De la antropología proviene una última hipótesis sobre la caída del Nariño de bronce. Se habría tratado de una suerte de actualización mítica, similar a la que Marshall Sahlins, en Islas de historia (1977), define como mito-praxis, y que ilustra con la muerte de James Cook en Hawaii, en 1779: el capitán habría sido asesinado por los nativos por haber protagonizado y repetido, involuntariamente, los hechos que el mito atribuía a Lono, el dios cuyo sacrificio ritual debía cumplirse periódicamente.
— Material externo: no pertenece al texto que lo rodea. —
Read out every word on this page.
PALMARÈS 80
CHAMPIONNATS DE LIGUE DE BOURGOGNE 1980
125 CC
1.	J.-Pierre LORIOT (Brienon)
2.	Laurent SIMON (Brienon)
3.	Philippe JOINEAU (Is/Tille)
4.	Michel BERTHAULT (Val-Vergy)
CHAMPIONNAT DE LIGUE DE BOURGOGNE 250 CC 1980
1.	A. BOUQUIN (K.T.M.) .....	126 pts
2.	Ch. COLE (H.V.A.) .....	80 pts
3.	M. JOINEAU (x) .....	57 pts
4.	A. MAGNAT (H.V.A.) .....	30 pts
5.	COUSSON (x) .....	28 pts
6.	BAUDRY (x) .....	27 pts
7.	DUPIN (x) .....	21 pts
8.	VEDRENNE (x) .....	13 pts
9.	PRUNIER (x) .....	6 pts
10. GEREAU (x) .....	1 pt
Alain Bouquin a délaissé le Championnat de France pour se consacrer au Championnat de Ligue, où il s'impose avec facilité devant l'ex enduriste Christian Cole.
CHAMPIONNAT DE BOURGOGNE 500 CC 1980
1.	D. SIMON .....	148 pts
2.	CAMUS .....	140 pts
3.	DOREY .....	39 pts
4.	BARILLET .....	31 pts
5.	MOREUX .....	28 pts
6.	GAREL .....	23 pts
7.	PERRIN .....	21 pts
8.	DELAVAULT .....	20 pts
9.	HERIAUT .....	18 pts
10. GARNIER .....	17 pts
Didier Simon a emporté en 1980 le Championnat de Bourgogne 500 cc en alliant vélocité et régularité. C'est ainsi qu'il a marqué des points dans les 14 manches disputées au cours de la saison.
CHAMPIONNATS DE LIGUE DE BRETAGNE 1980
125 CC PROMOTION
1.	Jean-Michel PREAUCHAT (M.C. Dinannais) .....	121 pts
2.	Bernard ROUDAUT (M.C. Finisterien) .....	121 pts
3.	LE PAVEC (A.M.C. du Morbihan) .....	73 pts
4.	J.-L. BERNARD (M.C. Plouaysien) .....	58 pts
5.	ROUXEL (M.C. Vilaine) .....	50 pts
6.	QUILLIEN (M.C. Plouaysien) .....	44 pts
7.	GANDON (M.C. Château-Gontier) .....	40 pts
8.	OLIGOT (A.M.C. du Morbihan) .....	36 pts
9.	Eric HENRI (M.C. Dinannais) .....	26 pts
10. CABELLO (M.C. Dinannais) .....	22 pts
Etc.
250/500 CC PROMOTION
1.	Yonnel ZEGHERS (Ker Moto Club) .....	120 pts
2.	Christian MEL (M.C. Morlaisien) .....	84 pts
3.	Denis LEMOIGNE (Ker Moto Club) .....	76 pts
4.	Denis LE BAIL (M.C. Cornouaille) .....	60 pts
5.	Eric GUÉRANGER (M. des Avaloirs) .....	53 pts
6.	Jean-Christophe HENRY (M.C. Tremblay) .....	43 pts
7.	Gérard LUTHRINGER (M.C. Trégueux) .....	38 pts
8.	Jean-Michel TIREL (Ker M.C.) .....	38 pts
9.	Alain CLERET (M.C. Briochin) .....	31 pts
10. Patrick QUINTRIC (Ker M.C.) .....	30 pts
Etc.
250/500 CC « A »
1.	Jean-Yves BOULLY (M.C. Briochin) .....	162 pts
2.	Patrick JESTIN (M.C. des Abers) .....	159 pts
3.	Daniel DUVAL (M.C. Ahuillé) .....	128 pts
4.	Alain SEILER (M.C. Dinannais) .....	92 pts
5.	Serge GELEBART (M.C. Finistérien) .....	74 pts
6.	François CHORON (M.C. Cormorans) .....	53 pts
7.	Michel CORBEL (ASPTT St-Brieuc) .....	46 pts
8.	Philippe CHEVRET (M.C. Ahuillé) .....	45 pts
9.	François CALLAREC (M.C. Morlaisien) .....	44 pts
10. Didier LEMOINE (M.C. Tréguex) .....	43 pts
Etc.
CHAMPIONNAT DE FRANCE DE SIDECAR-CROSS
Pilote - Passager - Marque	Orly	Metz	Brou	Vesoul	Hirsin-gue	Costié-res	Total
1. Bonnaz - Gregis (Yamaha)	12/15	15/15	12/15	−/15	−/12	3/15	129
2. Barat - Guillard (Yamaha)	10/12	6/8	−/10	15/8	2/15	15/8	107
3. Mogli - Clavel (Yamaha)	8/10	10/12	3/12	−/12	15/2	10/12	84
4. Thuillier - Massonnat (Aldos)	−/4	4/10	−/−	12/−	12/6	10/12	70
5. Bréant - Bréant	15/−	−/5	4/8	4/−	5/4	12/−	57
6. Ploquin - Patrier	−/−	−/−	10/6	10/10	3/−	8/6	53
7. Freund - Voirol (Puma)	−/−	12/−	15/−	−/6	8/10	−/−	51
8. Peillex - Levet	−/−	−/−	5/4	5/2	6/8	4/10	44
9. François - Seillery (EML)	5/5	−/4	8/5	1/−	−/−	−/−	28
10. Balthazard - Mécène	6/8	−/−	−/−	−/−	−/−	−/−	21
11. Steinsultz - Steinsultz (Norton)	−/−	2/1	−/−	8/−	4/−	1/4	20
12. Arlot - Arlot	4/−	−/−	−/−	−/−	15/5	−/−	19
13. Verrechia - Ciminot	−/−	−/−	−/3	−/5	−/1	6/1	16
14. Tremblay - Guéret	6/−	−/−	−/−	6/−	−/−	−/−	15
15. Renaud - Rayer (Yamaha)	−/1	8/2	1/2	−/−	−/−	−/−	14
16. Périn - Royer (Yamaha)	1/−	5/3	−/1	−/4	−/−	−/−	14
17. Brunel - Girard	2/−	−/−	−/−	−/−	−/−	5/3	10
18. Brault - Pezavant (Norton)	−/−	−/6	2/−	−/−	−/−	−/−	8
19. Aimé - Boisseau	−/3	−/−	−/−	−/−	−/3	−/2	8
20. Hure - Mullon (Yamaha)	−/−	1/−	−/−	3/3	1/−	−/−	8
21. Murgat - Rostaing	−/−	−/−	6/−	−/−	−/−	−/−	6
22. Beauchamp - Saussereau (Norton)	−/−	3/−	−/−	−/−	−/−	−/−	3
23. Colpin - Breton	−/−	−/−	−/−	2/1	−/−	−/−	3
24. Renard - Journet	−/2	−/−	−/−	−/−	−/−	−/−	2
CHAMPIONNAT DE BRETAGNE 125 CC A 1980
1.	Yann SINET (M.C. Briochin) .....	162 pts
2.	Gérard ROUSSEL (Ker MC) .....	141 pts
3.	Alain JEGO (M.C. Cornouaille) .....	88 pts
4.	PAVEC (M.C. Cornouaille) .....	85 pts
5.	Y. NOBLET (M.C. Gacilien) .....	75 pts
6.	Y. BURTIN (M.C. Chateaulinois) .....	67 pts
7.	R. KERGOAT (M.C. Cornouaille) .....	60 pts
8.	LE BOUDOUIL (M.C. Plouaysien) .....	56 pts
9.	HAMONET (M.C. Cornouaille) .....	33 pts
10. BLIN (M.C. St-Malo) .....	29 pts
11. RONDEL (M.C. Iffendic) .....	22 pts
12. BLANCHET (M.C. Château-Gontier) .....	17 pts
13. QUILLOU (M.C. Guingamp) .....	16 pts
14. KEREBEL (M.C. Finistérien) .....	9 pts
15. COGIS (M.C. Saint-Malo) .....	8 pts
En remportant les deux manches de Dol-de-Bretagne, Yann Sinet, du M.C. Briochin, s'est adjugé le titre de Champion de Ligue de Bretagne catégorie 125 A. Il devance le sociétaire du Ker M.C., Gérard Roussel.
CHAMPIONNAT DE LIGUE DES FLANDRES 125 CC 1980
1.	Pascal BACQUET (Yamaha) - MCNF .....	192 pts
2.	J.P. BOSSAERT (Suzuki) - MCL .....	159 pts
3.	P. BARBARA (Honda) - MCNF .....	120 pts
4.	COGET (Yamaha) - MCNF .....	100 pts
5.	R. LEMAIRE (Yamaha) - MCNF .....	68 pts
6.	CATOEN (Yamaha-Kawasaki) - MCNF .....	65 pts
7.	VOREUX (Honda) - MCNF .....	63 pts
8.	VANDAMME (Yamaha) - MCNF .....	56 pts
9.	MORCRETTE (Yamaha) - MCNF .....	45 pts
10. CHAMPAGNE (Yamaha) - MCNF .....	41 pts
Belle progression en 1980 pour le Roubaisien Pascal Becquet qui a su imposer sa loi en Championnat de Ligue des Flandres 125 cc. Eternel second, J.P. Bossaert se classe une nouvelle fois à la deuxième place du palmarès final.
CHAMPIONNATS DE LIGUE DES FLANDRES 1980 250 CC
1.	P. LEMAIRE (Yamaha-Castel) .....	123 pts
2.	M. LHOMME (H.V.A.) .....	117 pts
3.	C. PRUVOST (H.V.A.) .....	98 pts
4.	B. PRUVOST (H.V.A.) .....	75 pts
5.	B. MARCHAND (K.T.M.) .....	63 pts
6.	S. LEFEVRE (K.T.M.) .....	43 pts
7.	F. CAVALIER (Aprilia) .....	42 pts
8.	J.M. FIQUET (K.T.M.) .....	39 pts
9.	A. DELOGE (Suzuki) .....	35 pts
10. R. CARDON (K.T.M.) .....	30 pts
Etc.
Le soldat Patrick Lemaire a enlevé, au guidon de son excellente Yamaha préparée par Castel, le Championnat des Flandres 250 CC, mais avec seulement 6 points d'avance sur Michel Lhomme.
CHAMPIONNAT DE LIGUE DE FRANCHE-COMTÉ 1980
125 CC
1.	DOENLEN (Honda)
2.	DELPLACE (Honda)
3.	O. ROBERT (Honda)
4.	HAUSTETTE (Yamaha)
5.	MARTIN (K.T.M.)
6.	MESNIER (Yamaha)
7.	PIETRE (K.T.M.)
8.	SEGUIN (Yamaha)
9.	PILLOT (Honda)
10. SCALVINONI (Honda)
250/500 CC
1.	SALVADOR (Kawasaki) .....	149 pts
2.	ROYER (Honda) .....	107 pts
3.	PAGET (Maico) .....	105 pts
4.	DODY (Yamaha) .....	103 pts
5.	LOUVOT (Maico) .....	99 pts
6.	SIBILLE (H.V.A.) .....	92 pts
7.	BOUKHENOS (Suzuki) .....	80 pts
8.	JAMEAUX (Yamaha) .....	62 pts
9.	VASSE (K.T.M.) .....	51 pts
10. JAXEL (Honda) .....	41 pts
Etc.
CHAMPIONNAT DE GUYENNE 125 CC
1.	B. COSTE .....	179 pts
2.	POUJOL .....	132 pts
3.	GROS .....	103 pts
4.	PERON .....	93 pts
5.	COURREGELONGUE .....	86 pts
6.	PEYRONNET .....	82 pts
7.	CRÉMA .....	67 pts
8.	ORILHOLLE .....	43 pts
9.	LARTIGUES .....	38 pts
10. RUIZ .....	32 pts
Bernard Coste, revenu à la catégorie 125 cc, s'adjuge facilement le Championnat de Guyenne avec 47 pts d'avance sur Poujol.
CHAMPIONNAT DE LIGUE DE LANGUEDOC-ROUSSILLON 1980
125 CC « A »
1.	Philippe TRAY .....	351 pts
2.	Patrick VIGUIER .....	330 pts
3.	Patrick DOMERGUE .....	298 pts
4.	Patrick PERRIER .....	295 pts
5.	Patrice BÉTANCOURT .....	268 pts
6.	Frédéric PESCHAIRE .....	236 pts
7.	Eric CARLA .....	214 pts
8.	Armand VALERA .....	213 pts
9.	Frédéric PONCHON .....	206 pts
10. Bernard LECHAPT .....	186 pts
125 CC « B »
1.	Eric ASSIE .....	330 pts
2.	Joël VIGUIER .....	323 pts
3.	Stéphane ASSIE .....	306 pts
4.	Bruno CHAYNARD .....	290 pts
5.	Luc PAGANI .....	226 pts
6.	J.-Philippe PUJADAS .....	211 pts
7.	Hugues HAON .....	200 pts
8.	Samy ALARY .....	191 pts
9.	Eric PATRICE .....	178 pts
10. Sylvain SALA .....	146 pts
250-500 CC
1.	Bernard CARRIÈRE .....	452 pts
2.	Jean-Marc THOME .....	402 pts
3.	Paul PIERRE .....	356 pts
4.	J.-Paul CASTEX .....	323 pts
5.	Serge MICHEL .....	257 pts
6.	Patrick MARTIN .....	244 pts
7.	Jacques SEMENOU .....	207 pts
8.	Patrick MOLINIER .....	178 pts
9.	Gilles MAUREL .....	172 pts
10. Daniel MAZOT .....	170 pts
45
Una vez capturado en Lagartijas, Nariño fue llevado a Pasto y puesto en manos de Aymerich, quien le concedió al reo dos deseos: un plato de caldo y la oportunidad de asomarse al balcón de la Casa del Cabildo, frente al que lo esperaban, para abuchearlo y pedir su cabeza, 400 o 500 ciudadanos rabiosos. De acuerdo con Alberto Montezuma Hurtado, uno de los historiadores locales más sobrios, el prócer encaró la turba y dijo con todo valor: “Yo soy el general Nariño”; pero otras páginas históricas —la mayoría— le atribuyen un discurso conmovedor y florido. Lo cierto fue que la muchedumbre depuso su encono y, andando los días, presionó a los españoles para que no ejecutaran la sentencia de muerte y la trocaran en presidio. Pues bien, en mayo de 2021, Nariño apareció de nuevo como en 1814: acomodado en la altura, exhibido ante una masa enardecida de pastusos y representando, como un heraldo infernal, al gobierno de Bogotá. La inercia mítica pidió el castigo superlativo —el mismo que ya había estado consagrado en la orden firmada por Toribio Montes, Presidente y Capitán de la Provincia de Quito—, y como, esta vez, el héroe permaneció mudo y no conmovió a nadie desde su atalaya, la sentencia se cumplió. 

Fue así como, en los días colombianos de mayor clamor contra la opresión, rodó por el suelo, estruendosamente, la estatua del Precursor de la Independencia.